Als Vierzehnjähriger trat Hirschfeld, der elf Geschwister hatte, 1882 eine Lehrstelle in einem Textilgeschäft im nahen Preußisch-Stargard an. Er war äußerst anstellig und »stets bestrebt, die Initiative zu ergreifen«. So arbeitete er sich schnell empor. Schon 1884 bot sich ihm die Chance, nach Berlin zu wechseln und dort in die Firma Sielmann & Rosenberg einzutreten. Auch hier verließ ihn seine Glückssträhne nicht, so daß er schon 1889 deren Filialleiter in Hamburg wurde. Hier entschloss er sich nach wenigen Jahren, gemeinsam mit seinem Bruder Joseph ein eigenes Konfektionshaus zu gründen. Der Gewerbe-Anmeldeschein trägt das Datum vom 14. August 1893, das erste Geschäft lag am Neuen Wall 69, wo Hirschfeld auch im zweiten Stock eine kleine Wohnung hatte. Der Start gestaltete sich äußerst zufriedenstellend. Man begann, am gesellschaftlichen Leben teilzunehmen. Hirschfeld schreibt: »Damals galt der für reich, der sich eine Bäderreise erlaubte. Im allgemeinen wurde nicht gereist. Angestellte kannten keine Erholungsreise«. Das Jahr 1894 brachte bereits einen respektablen Gewinn. Der Bruder Joseph heiratete eine Frau mit guter Mitgift, starb aber bald danach. Zwei weitere Brüder, Walter und Benno, traten in das Geschäft ein, man expandierte und baute aus. 1899 betrug das Firmenvermögen etwa 43.000 Mark. 1902 wurde Hirschfelds Gesuch um Aufnahme in den Hamburgischen Staatsverband positiv entschieden. In den Jahren 1910/12, auf dem Höhepunkt seines kaufmännischen Erfolges, machte Hirschfeld einen Umsatz von ca. 2,4 Millionen Mark. Die Damenbekleidungsfirma Gebr. Hirschfeld hatte insgesamt über 500 Angestellte in Fertigung und Verkauf. Sie eröffnete Filialen in Bremen, Lübeck, Leipzig und Chemnitz, jeweils nur einen einzigen Standort in bester Geschäftslage.

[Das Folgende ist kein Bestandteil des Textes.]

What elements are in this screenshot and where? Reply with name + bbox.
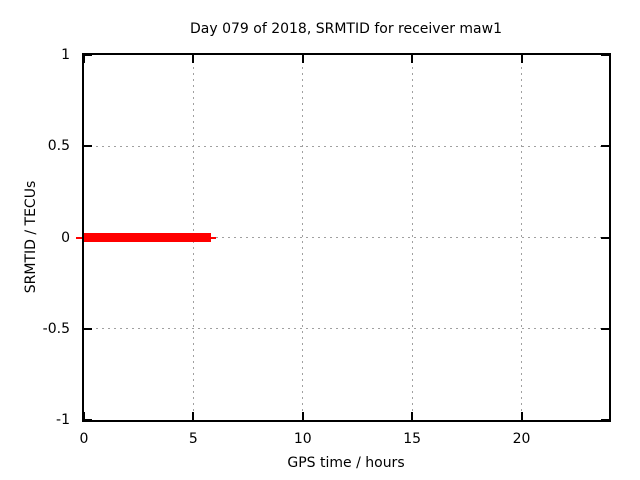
y-tick-mark-left — [84, 54, 92, 56]
y-gridline — [84, 328, 609, 330]
plot-area — [76, 54, 609, 421]
y-tick-mark-left — [84, 145, 92, 148]
x-tick-label: 20 — [512, 431, 531, 447]
y-tick-mark-right — [601, 327, 609, 330]
x-axis-label: GPS time / hours — [287, 455, 405, 471]
x-tick-mark-bottom — [301, 412, 304, 420]
x-tick-mark-top — [411, 55, 414, 63]
y-tick-mark-right — [601, 54, 609, 56]
x-tick-mark-top — [192, 55, 195, 63]
y-gridline — [84, 237, 609, 238]
y-tick-mark-right — [601, 145, 609, 148]
x-tick-mark-bottom — [192, 412, 195, 420]
y-tick-mark-right — [601, 236, 609, 239]
y-gridline — [84, 145, 609, 147]
x-tick-mark-top — [301, 55, 304, 63]
x-tick-mark-bottom — [520, 412, 523, 420]
x-tick-mark-top — [520, 55, 523, 63]
x-tick-mark-top — [83, 55, 85, 63]
y-tick-mark-right — [601, 419, 609, 421]
x-tick-mark-bottom — [411, 412, 414, 420]
y-tick-label: 1 — [61, 47, 70, 63]
chart-title: Day 079 of 2018, SRMTID for receiver maw… — [190, 21, 502, 37]
y-axis-label: SRMTID / TECUs — [23, 180, 39, 294]
x-tick-label: 10 — [293, 431, 312, 447]
x-tick-mark-bottom — [83, 412, 85, 420]
x-tick-label: 0 — [79, 431, 89, 447]
x-tick-label: 5 — [188, 431, 198, 447]
y-tick-label: 0 — [61, 229, 70, 246]
x-tick-label: 15 — [403, 431, 422, 447]
series-SRMTID-connecting-line — [76, 236, 217, 239]
y-tick-mark-left — [84, 327, 92, 330]
y-tick-label: -1 — [56, 412, 70, 428]
y-tick-label: -0.5 — [42, 320, 70, 337]
y-tick-label: 0.5 — [47, 138, 70, 155]
y-tick-mark-left — [84, 419, 92, 421]
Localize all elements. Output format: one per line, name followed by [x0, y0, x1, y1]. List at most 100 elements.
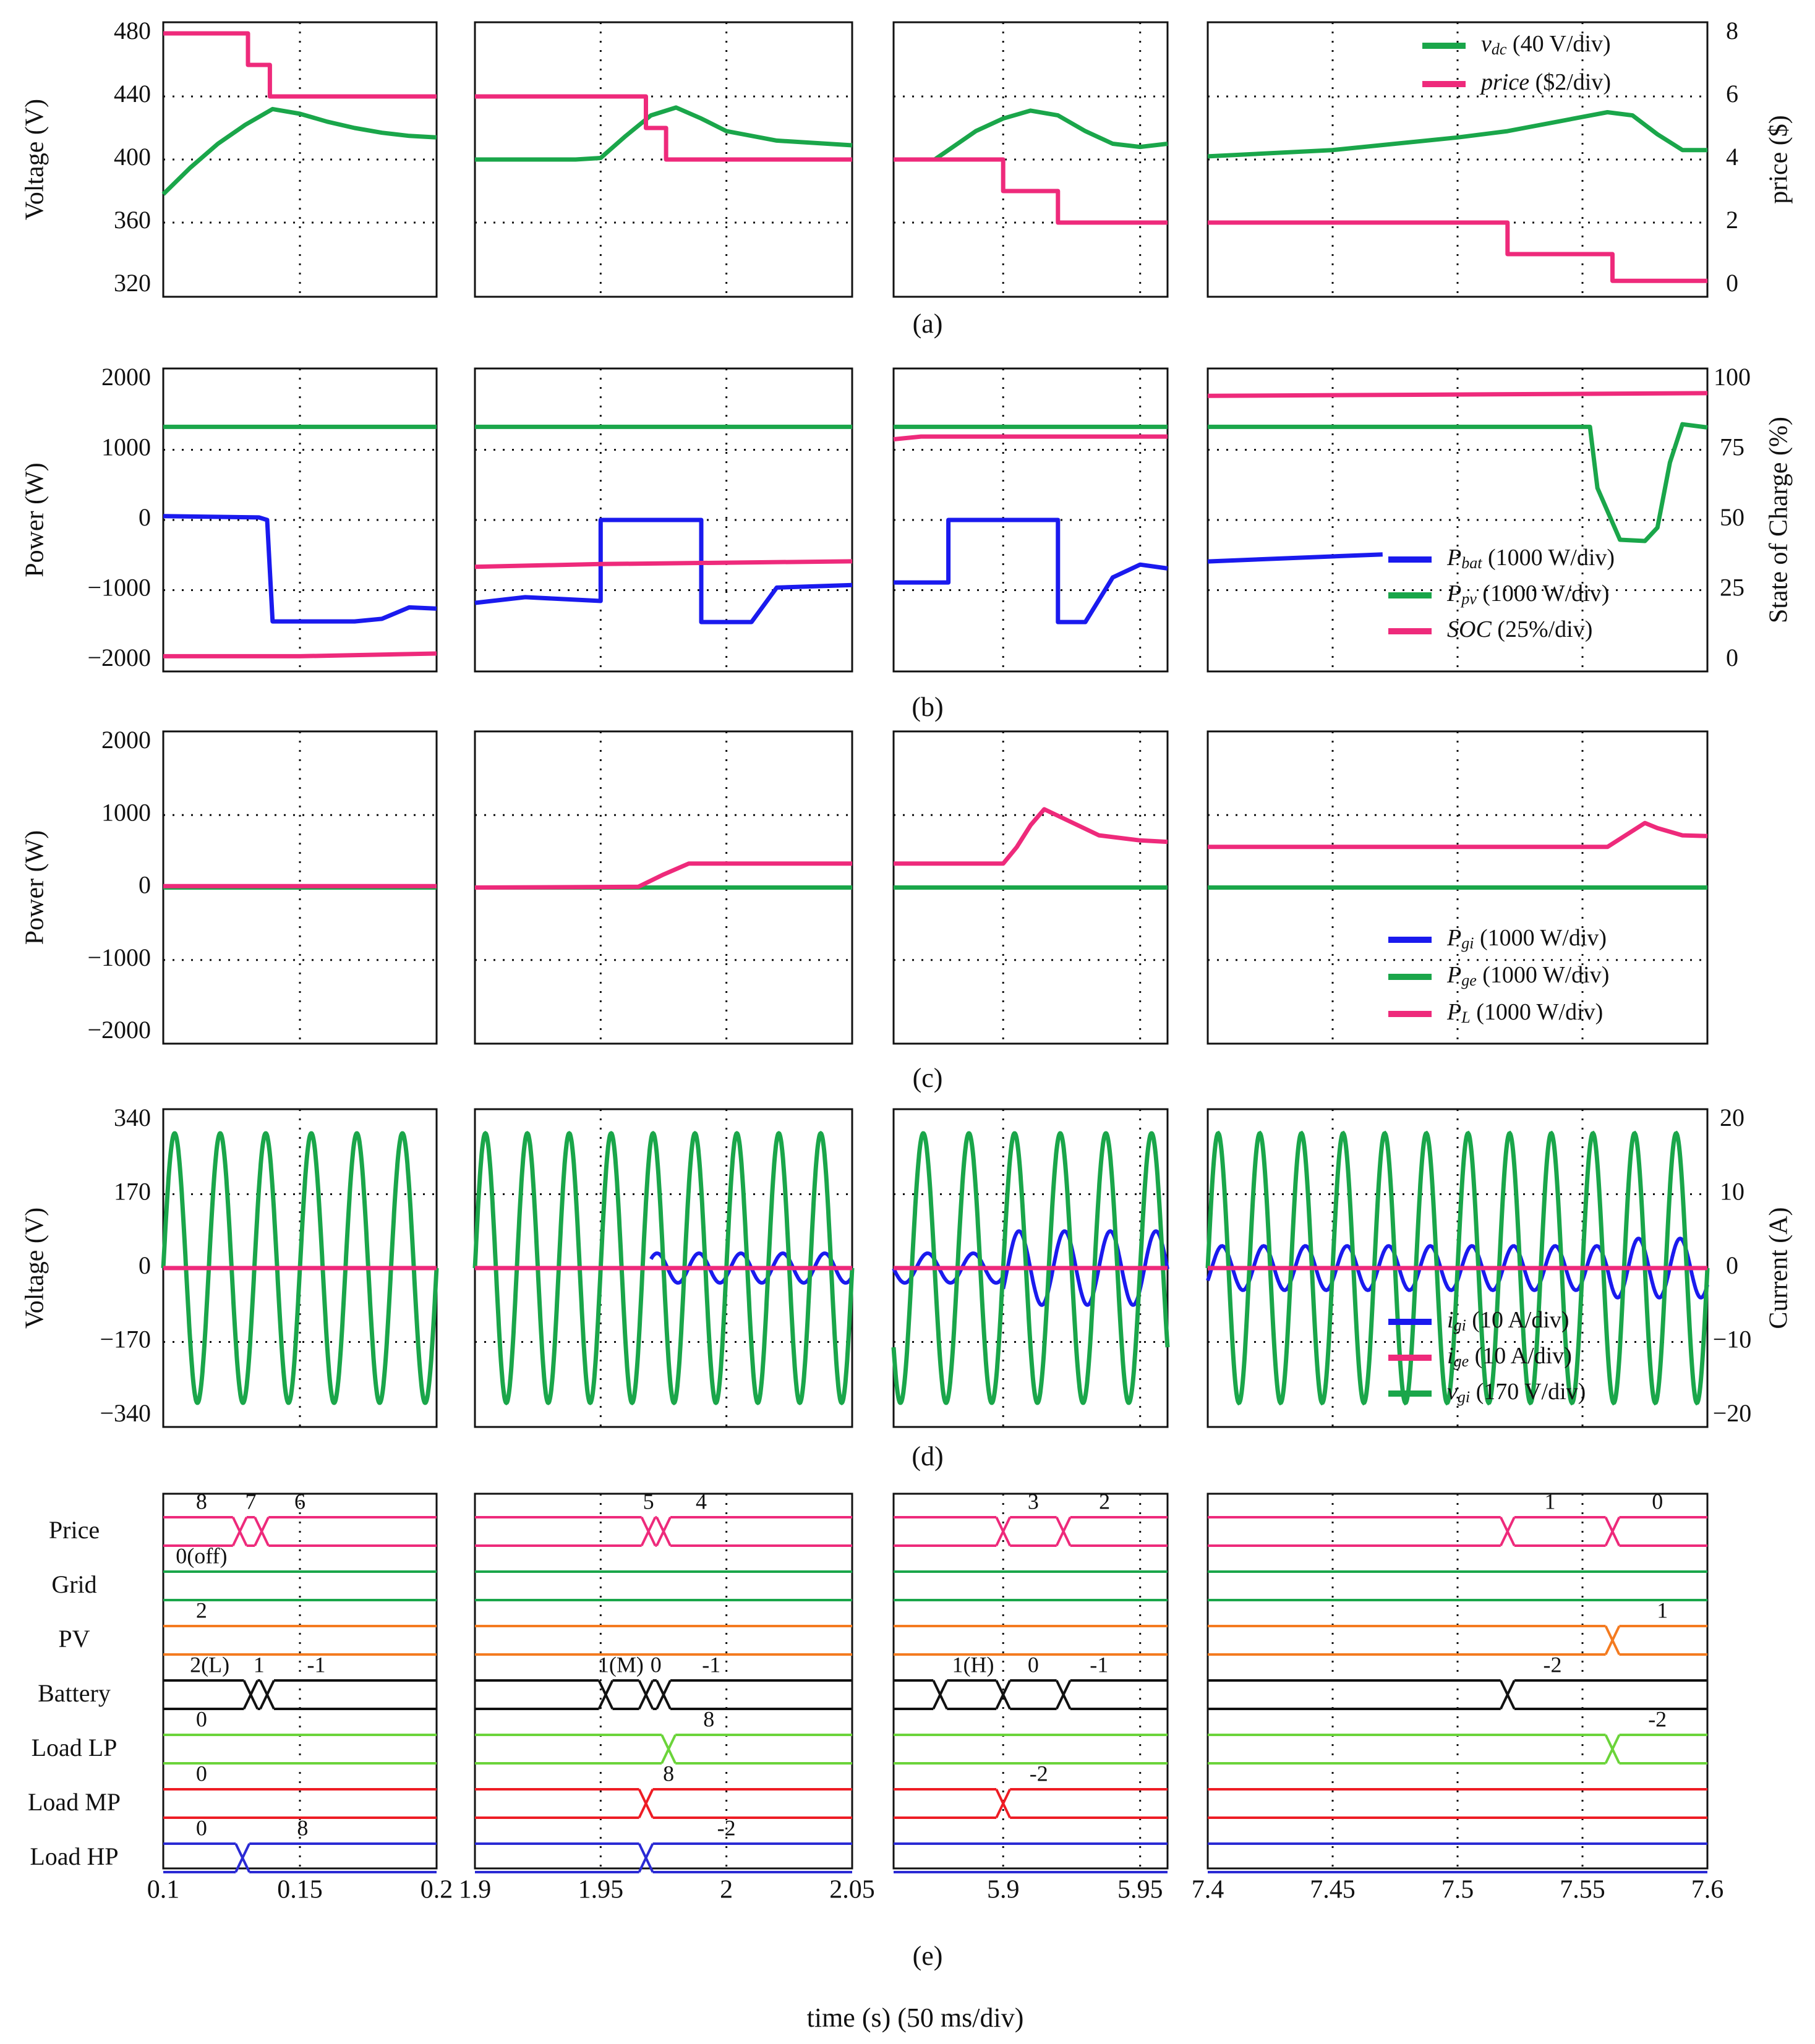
state-label: 2(L) — [190, 1652, 229, 1677]
y-tick-label: −2000 — [87, 1016, 151, 1044]
legend-entry: igi (10 A/div) — [1447, 1307, 1569, 1334]
state-label: -2 — [1544, 1652, 1562, 1677]
x-tick-label: 7.4 — [1192, 1876, 1224, 1904]
state-label: 0 — [1028, 1652, 1039, 1677]
y-tick-label: −170 — [100, 1326, 151, 1353]
y-tick-label: −340 — [100, 1399, 151, 1427]
x-tick-label: 5.9 — [987, 1876, 1020, 1904]
state-transition — [1055, 1680, 1072, 1710]
state-transition — [231, 1517, 248, 1546]
state-transition — [638, 1789, 654, 1818]
y-right-tick-label: 6 — [1726, 80, 1738, 108]
row-label-load-lp: Load LP — [32, 1734, 117, 1761]
y-right-tick-label: 100 — [1714, 363, 1751, 391]
state-label: 0 — [196, 1761, 207, 1786]
y-tick-label: 0 — [139, 503, 151, 531]
y-tick-label: 360 — [114, 206, 151, 234]
panel-caption: (d) — [912, 1441, 943, 1471]
state-label: 8 — [196, 1489, 207, 1514]
y-right-tick-label: 0 — [1726, 269, 1738, 297]
series-vdc — [1207, 110, 1707, 159]
state-label: -2 — [1648, 1706, 1667, 1731]
y-tick-label: 1000 — [101, 433, 151, 461]
series-Pbat — [894, 517, 1168, 624]
state-transition — [656, 1517, 672, 1546]
y-tick-label: 0 — [139, 1251, 151, 1279]
series-vdc — [161, 106, 437, 196]
series-vdc — [894, 108, 1168, 162]
y-right-tick-label: 25 — [1720, 574, 1745, 602]
y-right-axis-label: price ($) — [1765, 115, 1793, 203]
series-SOC — [1207, 391, 1708, 398]
legend-entry: Ppv (1000 W/div) — [1446, 581, 1609, 608]
y-axis-label: Power (W) — [21, 462, 49, 577]
x-tick-label: 2.05 — [829, 1876, 875, 1904]
y-tick-label: 340 — [114, 1104, 151, 1131]
state-transition — [1499, 1680, 1516, 1710]
y-right-axis-label: Current (A) — [1765, 1207, 1793, 1329]
state-transition — [995, 1789, 1012, 1818]
legend-entry: Pge (1000 W/div) — [1446, 962, 1609, 989]
state-label: 8 — [297, 1815, 308, 1840]
state-label: 1 — [1657, 1598, 1668, 1622]
state-transition — [1604, 1517, 1621, 1546]
panel-caption: (e) — [913, 1941, 943, 1971]
series-price — [894, 157, 1168, 225]
state-transition — [932, 1680, 949, 1710]
state-transition — [1604, 1625, 1621, 1655]
state-transition — [234, 1843, 250, 1873]
y-tick-label: 2000 — [101, 726, 151, 754]
series-vgi — [891, 1131, 1170, 1405]
y-tick-label: 320 — [114, 269, 151, 297]
x-tick-label: 1.95 — [578, 1876, 624, 1904]
state-transition — [995, 1680, 1012, 1710]
series-SOC — [474, 559, 853, 569]
x-axis-label: time (s) (50 ms/div) — [807, 2003, 1024, 2033]
state-label: 0 — [1652, 1489, 1663, 1514]
series-price — [163, 31, 437, 99]
y-right-tick-label: 10 — [1720, 1178, 1745, 1206]
y-tick-label: 0 — [139, 871, 151, 899]
state-label: 8 — [663, 1761, 674, 1786]
state-label: -2 — [717, 1815, 736, 1840]
state-label: 5 — [643, 1489, 654, 1514]
series-PL — [474, 861, 852, 890]
row-label-pv: PV — [58, 1625, 90, 1653]
series-PL — [1208, 820, 1708, 850]
state-label: 3 — [1028, 1489, 1039, 1514]
state-label: 7 — [245, 1489, 256, 1514]
state-label: 4 — [696, 1489, 707, 1514]
state-transition — [242, 1680, 259, 1710]
x-tick-label: 0.1 — [147, 1876, 180, 1904]
state-transition — [1604, 1734, 1621, 1764]
x-tick-label: 2 — [720, 1876, 733, 1904]
state-transition — [995, 1517, 1012, 1546]
state-label: -2 — [1030, 1761, 1048, 1786]
y-right-tick-label: 20 — [1720, 1104, 1745, 1131]
state-label: 1 — [254, 1652, 265, 1677]
y-tick-label: −1000 — [87, 574, 151, 602]
state-label: 0(off) — [176, 1543, 227, 1568]
x-tick-label: 7.5 — [1441, 1876, 1474, 1904]
state-label: 6 — [294, 1489, 305, 1514]
y-right-tick-label: 75 — [1720, 433, 1745, 461]
row-label-battery: Battery — [38, 1679, 111, 1707]
y-right-axis-label: State of Charge (%) — [1765, 417, 1793, 623]
series-Pbat — [1207, 552, 1383, 564]
y-tick-label: 2000 — [101, 363, 151, 391]
state-label: 0 — [196, 1815, 207, 1840]
x-tick-label: 0.15 — [277, 1876, 323, 1904]
y-axis-label: Voltage (V) — [21, 99, 49, 220]
state-label: 1(H) — [952, 1652, 994, 1677]
legend-entry: PL (1000 W/div) — [1446, 999, 1603, 1026]
y-right-tick-label: 4 — [1726, 143, 1738, 171]
y-right-tick-label: 0 — [1726, 1251, 1738, 1279]
panel-caption: (c) — [913, 1063, 943, 1093]
state-label: 2 — [1099, 1489, 1110, 1514]
legend-entry: vdc (40 V/div) — [1481, 31, 1611, 58]
row-label-load-mp: Load MP — [28, 1788, 121, 1816]
row-label-price: Price — [49, 1516, 100, 1544]
state-label: -1 — [1090, 1652, 1108, 1677]
series-SOC — [163, 651, 437, 658]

Es gibt Kunstwerke und Bauwerke, die bildlich gesprochen »unter falscher Flagge segeln«. Albrecht Dürers »Vier Apostel« stellen keine Apostel dar, und die berühmte Spanische Treppe in Rom hat nichts mit Spanien zu tun. So ist es auch mit dem Brandenburgerhaus in Hamburg: Es ist nicht nach der preußischen Provinz Brandenburg benannt. Isidor Hirschfeld hatte 1906 im Anschluss an eine Badereise nach Karlsbad die aus St. Gallen stammende Frieda Brandenburger geheiratet. Ihr zu Ehren erhielt das 1907 geplante Kontorhaus in den Hohen Bleichen seinen Namen. Es war nicht für Hirschfelds eigene Büros gedacht, sondern eine gute Kapitalanlage, wie zur damaligen Zeit auch der Sternhof, Hohe Bleichen 5, und der Helgoländerhof (Besitzer: Isidor und Benno Hirschfeld) am Graskeller 3. Stammhaus der Firma wurde am 16.9.1893 der Neue Wall 80-82, im Jahre 1918 wurde als weitere Dependance der große ehemalige Schleusenhof, Alsterarkaden 14-16, dazu erworben.

Isidor Hirschfeld hat am bürgerlichen Leben der Hansestadt regen Anteil genommen. Er war als ehrenamtlicher Handelsrichter tätig und spendete große Summen zum Bau des neuen Tempels in der Oberstraße. Im Jahre 1937 starb er in Hamburg. Die ersten Pogrome der Nationalsozialisten hat er noch miterleben müssen.